01 October 2007

Préstame tu maquina del tiempo

Mañanas: I love the calm of mornings, which usually begin with a plate of fruit, a bit of yogurt, a small cup of coffee, or the occasional sweet chocolate milk or banana licuado. Renato usually puts loud music on while he gets ready for school and when he leaves, I go through his hundreds of cds. On a recent tranquil morning, I listened to the discography of Rodrigo Gonzalez (imagine a Mexican version of Bob Dylan), while reading Octavio Paz´s El Laberinto de la Soledad, along with my trusty diccionario. I think I actually spent more time looking through my dictionary, fascinated by how meanings connect to other words and expand into more meanings and create a whole web of ideas, sensations and possibilities. While I was looking at the multiple meanings of "extraviado," Rodrigo, in his gruff Chilango voice, sings "ha perdido su camino"- which fit perfectly into Paz's sentiment.

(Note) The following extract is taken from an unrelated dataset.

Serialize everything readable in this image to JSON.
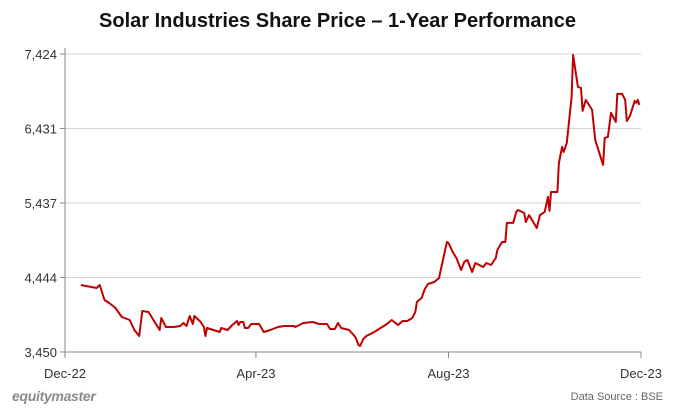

Familia: Renato´s family is amazing. They let us stay in their home for 2 weeks without ever asking for anything or seeming to be bothered at all. His mother, Marcela, cooked us ample and delicious breakfasts on the weekends, filled the table with fruit, tortillas, yogurt, honey, soup, quesadillas and homemade salsa for lunch, made us warm chocolate milk before bed and made us toast and tea in bed when our stomachs were hurting. Gaby, the youngest sister, sings loudly for most of the time she is in the house, practicing for the rock group she sings with. Martin, dad, usually keeps to himself but when his favorite futbol team, America, wins he´s in a good mood for days and will tell jokes and talk with everyone. On the weekends, Martin´s family gathers at his mother´s house and Marcela gets together with her beautiful group of sisters for a day-long lunch. The entire family is lovely and friendly, and they always make me feel like part of the family when I visit. When I asked Renato if it was any problem for them, he assured me that though they are a humble family, they were happy to take care of us because simply, that´s what people do. Ah, Mexico, who would want to leave you?

Things we take for granted: We are driving down the dimly-let, wet, Calle San Diego, looking for a birthday party for the sister of a friend of a friend (in Mexico, if there´s a party, everyone is invited) after losing the car that we were following. We know the address: 109. On the right side of the street we see 175 and the numbers appear to be lowering. Ok, so we know which side of the street it´s on, at least. Driving further along, we pass through all of the 100s and never see 109. So, we keep on driving and low and behold the numbers start back at 200 and are lowering again, but this time the odds and evens have switched sides of the street. Then the numbers jump erratically: 205, 147, 212, 27. We decide looking for the address is no longer a good idea and decide to go back to where we heard loud music coming from a house. Tony runs into the house because it´s too dark to see if its the right place from outside and of course we should have trusted our first instinct- go where the music´s the loudest and forget numbers.